Bronson Tracy Has: The License

Everyone wants it. Bronson Tracy has it. What would you do with… The License?

This one gets filed under “one of the best ideas I’ve ever had”, and it just never really found traction. The concept: one person in the USA is issued a license to use any and all non-lethal force they deem necessary in order to preserve civility in the nation. You can’t kill. You can’t as much as touch a weapon. But beyond that point… the law no longer applies to you.

It’s a license to kick ass.

Bronson Tracy, long-term convict but all-round good egg, gets The License, and embarks on a career of ass-kicking that quickly turns sour, as he discovers that beating people up for being rude doesn’t generally actually make them less rude — just more angry and crazy.

[and this is pretty much where the comic ran out of steam — no audience, no more money to pay artists.]

The License Program is a byzantine bureaucratic machine run by the enigmatic Mr.

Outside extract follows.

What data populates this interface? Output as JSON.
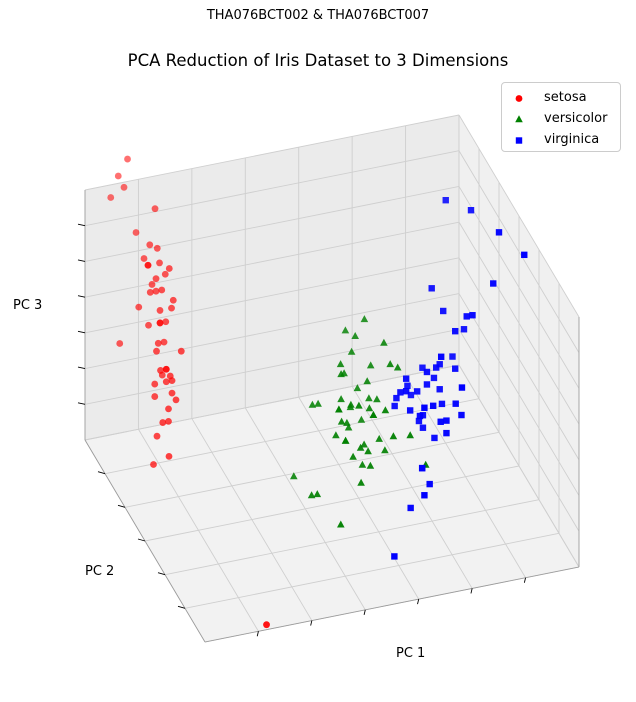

K, who turns out to be a long-hiding Elvis Presley, determined to make up for letting the American people down by creating the License Program to create a new generation of American folk heroes.

Bronson eventually punches his way to finding a former holder of The License, now in an insane asylum, and slowly realizes that punching jerks for talking in movie theatres and having 11 items in the 8-item lane isn’t getting much done in terms of making the world better. So he starts punching bank managers, then local politicians, and eventually sets out for Washington to beat the tar out of the President himself.

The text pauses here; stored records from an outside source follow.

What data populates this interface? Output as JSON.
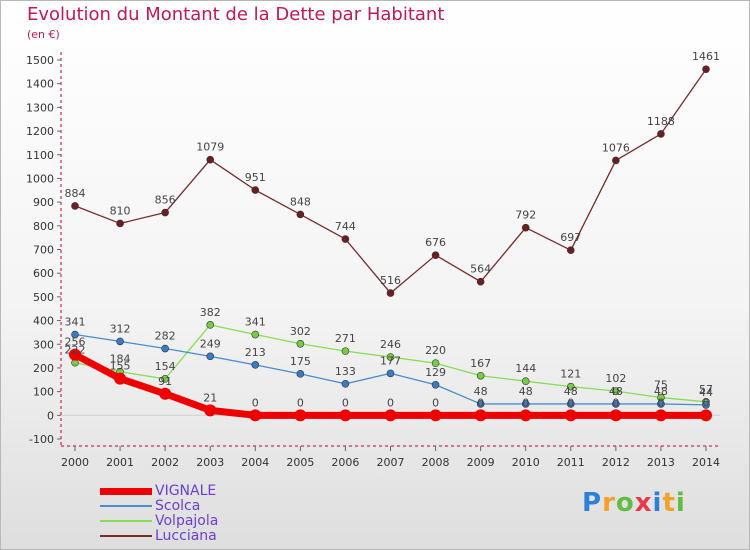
{
  "title": "Evolution du Montant de la Dette par Habitant",
  "subtitle": "(en €)",
  "logo": "Proxiti",
  "chart_data": {
    "type": "line",
    "title": "Evolution du Montant de la Dette par Habitant",
    "subtitle": "(en €)",
    "x": [
      "2000",
      "2001",
      "2002",
      "2003",
      "2004",
      "2005",
      "2006",
      "2007",
      "2008",
      "2009",
      "2010",
      "2011",
      "2012",
      "2013",
      "2014"
    ],
    "ylim": [
      -100,
      1500
    ],
    "yticks": [
      -100,
      0,
      100,
      200,
      300,
      400,
      500,
      600,
      700,
      800,
      900,
      1000,
      1100,
      1200,
      1300,
      1400,
      1500
    ],
    "grid": false,
    "legend": "bottom-left",
    "series": [
      {
        "name": "VIGNALE",
        "color": "#ee0000",
        "values": [
          256,
          155,
          91,
          21,
          0,
          0,
          0,
          0,
          0,
          0,
          0,
          0,
          0,
          0,
          0
        ],
        "labels": true
      },
      {
        "name": "Scolca",
        "color": "#4a8ccc",
        "values": [
          341,
          312,
          282,
          249,
          213,
          175,
          133,
          177,
          129,
          48,
          48,
          48,
          48,
          48,
          44
        ],
        "labels": true
      },
      {
        "name": "Volpajola",
        "color": "#88dd55",
        "values": [
          222,
          184,
          154,
          382,
          341,
          302,
          271,
          246,
          220,
          167,
          144,
          121,
          102,
          75,
          57
        ],
        "labels": true
      },
      {
        "name": "Lucciana",
        "color": "#7a2a2a",
        "values": [
          884,
          810,
          856,
          1079,
          951,
          848,
          744,
          516,
          676,
          564,
          792,
          697,
          1076,
          1188,
          1461
        ],
        "labels": true
      }
    ]
  }
}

Complicating matters is the American Nightmare — it turns out there’s only actually one serial killer, and it’s this dude, dropped into areas to create psychic unrest and support for the ongoing, increasing militarization of the police and the reduction of citizen rights.

Bronson eventually gets shot on his way to slap the President around, and the first series ends (well, would have) with the License passing to an illegal immigrant in an LA street fighting ring…

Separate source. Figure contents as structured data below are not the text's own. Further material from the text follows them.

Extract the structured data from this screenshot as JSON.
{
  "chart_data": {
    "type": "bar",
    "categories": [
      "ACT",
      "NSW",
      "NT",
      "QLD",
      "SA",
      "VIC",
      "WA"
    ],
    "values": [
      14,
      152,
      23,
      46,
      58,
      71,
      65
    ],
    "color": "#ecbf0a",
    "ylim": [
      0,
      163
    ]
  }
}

It didn’t take off — not sure if it was the writing, wrong place/wrong time, only being able to afford to pay Diego, Chris and Roy a pittance for a half-page of art every week, or whatnot.

But it was a hell of an idea and if I ever quit my job I might just go all Lee Childs and start writing the thing as dimestore novels.

Here’s all of the old art files I could find… scripts further down. Art by Diego Jourdan, then Chris Fason, then Roy Boney, Jr. (my Deadies/Dead Eyes Open / Dead Funny collaborator). 2/3 of the License artists are notable enough to have their own Wikipedia pages! That’s pretty nuts.

I thought Chapters 4 and 5 were lost to time, but old friend and total mensch JR Conlin had the files! Thanks, JR.

I’m still pretty proud of this as a two-fisted action story. Some of the stuff doesn’t hold up as well in 2021 — guys with Nazi symbols on their heads resonate different now than they did then. I’d probably dial back some of the gruesome-for-gruesome’s-sake material today. But hey, I was in my 20s, and this was a hell of a lot of fun to write and have wildly talented people draw.